Premier assediato tra spie e F35

Premier assediato tra spie e F35

Il consueto aplomb e il ciuffo imperturbabile non fanno trasparire la delicatezza della situazione per il presidente del Consiglio. Tra misteriosi incontri di 007 e inviati di Trump a caccia di informazioni sul Russiagate, primi scricchiolii nella maggioranza, prese di distanza persino del M5s sugli F35 e interrogazioni leghiste sui buchi neri della sua carriera universitaria il premier ha davanti a sé un autunno rovente. Il primo varco che lo attende è il Copasir, la commissione parlamentare sui servizi segreti, a cui dovrà rendere conto delle motivazioni dietro il viaggio a Roma dell'Attorney general William Burr, capo del Dipartimento di giustizia Usa, e del suo incontro con il numero uno del Dis (Dipartimento informazioni per la sicurezza) Gennaro Vecchione, organizzato dribblando il normale protocollo diplomatico.
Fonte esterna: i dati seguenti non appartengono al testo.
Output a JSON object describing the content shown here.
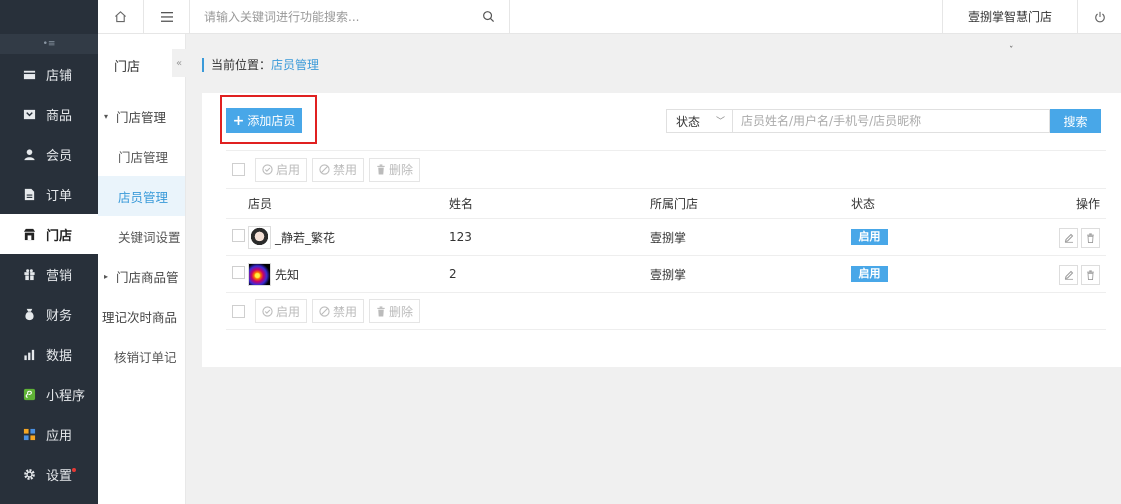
{
  "sidebar": {
    "toggle": "•≡",
    "items": [
      {
        "label": "店铺",
        "icon": "store-icon"
      },
      {
        "label": "商品",
        "icon": "goods-icon"
      },
      {
        "label": "会员",
        "icon": "member-icon"
      },
      {
        "label": "订单",
        "icon": "order-icon"
      },
      {
        "label": "门店",
        "icon": "shop-icon",
        "active": true
      },
      {
        "label": "营销",
        "icon": "gift-icon"
      },
      {
        "label": "财务",
        "icon": "finance-icon"
      },
      {
        "label": "数据",
        "icon": "data-icon"
      },
      {
        "label": "小程序",
        "icon": "miniapp-icon"
      },
      {
        "label": "应用",
        "icon": "apps-icon"
      },
      {
        "label": "设置",
        "icon": "settings-icon"
      }
    ]
  },
  "topbar": {
    "search_placeholder": "请输入关键词进行功能搜索...",
    "store_name": "壹捌掌智慧门店"
  },
  "submenu": {
    "title": "门店",
    "collapse": "«",
    "items": [
      {
        "label": "门店管理",
        "type": "group",
        "caret": "▾"
      },
      {
        "label": "门店管理",
        "type": "child"
      },
      {
        "label": "店员管理",
        "type": "child",
        "active": true
      },
      {
        "label": "关键词设置",
        "type": "child"
      },
      {
        "label": "门店商品管",
        "type": "group",
        "caret": "▸"
      },
      {
        "label": "理记次时商品",
        "type": "plain"
      },
      {
        "label": "核销订单记",
        "type": "child"
      }
    ]
  },
  "breadcrumb": {
    "prefix": "当前位置：",
    "current": "店员管理",
    "chevron": "ˇ"
  },
  "toolbar": {
    "add_icon": "+",
    "add_label": "添加店员",
    "status_select": "状态",
    "status_arrow": "﹀",
    "search_placeholder": "店员姓名/用户名/手机号/店员昵称",
    "search_button": "搜索"
  },
  "bulk": {
    "enable": "启用",
    "disable": "禁用",
    "delete": "删除"
  },
  "table": {
    "headers": [
      "店员",
      "姓名",
      "所属门店",
      "状态",
      "操作"
    ],
    "rows": [
      {
        "nickname": "_静若_繁花",
        "name": "123",
        "store": "壹捌掌",
        "status": "启用"
      },
      {
        "nickname": "先知",
        "name": "2",
        "store": "壹捌掌",
        "status": "启用"
      }
    ]
  },
  "colors": {
    "sidebar_bg": "#28303a",
    "accent": "#48a7e8",
    "highlight": "#e02020"
  }
}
Con Burr in Italia c'era anche John Durham, il procuratore cui era stato affidato il compito di verificare se alcuni alleati di Washington avessero complottato nel 2016 per impedire che alla Casa Bianca arrivasse Trump.

Che ruolo ha avuto l'Italia in questa spy-story e cosa sapeva Conte a proposito di quegli incontri? Il premier ha assicurato che «non è stata commessa alcuna anomalia» e che parlerà al Copasir, ma sa che questa storia getta un'ombra anche sulla sua reinvestitura a Palazzo Chigi, pubblicamente supportata proprio da Donald Trump in un tweet nel pieno della crisi di governo. Uno che la sa lunga come l'ex ministro Vincenzo Scotti, fondatore della discussa Link Campus University implicata nella vicenda, dice che in questa storia «Conte ha mostrato debolezza». E Di Maio? Dice che si fida «ciecamente» di Conte. Un modo gentile per dire: non ne so nulla, è una faccenda che deve spiegare lui. Il tutto poi va letto alla luce del fatto che le deleghe sui servizi segreti attualmente fanno capo proprio al presidente del Consiglio, mentre è in ballo la nomina del nuovo presidente del Copasir (si potrebbe decidere già domani, in lizza Lega e Fdi).

Ma sempre sull'asse atlantico c'è un'altra grana da gestire per Conte. Dopo l'incontro con il segretario di Stato Usa Mike Pompeo, è uscita l'indiscrezione che il premier italiano avrebbe assicurato il via libera al programma militare F35, l'acquisto di 90 caccia made in Usa da sempre considerata una follia dal M5s. Che infatti ha subito reagito facendo sapere di essere stupito dalle voci di un accordo tra Conte e l'emissario della Casa Bianca sugli F35. Parole che hanno costretto il premier a far uscire una velina in cui «fonti di Palazzo Chigi» fanno sapere che Conte è «d'accordo sulla rinegoziazione» del programma. Una formula che significa tutto e niente e lascia quindi aperta la questione (che andrà risolta entro il 2020), potenzialmente destabilizzante rispetto ai rapporti tra Conte e Di Maio.

Il premier è sotto attacco anche su un altro fronte, quello dei suoi rapporti professionali con il professor Guido Alpa, membro della commissione d'esame con cui Conte nel 2002 diventò professore ordinario. La Lega sta martellando da giorni con una interrogazione parlamentare che chiede a Conte di dimostrare di non essere stato socio di Alpa. Una circostanza sempre negata dal presidente del Consiglio. Ma la Lega sembra avere in mano informazioni sufficienti per poterlo smentire. Il punto sono dei «progetti di parcella firmati da entrambi e su carta cointestata riferiti ai patrocini prestati al Garante della Privacy», che Conte e Alpa avevano difeso insieme in una causa contro la Rai. L'esistenza di una parcella cointestata contraddirebbe quanto finora affermato da Conte circa «la sua totale autonomia e l'inesistenza di alcun rapporto di interdipendenza economica con il Prof. Avv. Alpa», come scrive la Lega nell'interrogazione.

Salvini non vede l'ora di vendicarsi: «C'è un presidente del Consiglio in fuga, un avvocato in fuga dalle domande che Parlamento e Paese gli rivolgono sulla sua gestione dei servizi, sui suoi presunti conflitti di interesse, su parcelle e concorsi. Prima o poi si fermerà e gli si chiederà conto di quello che ha detto, e che non ha detto, che ha fatto e che non ha fatto» attacca l'ex ministro.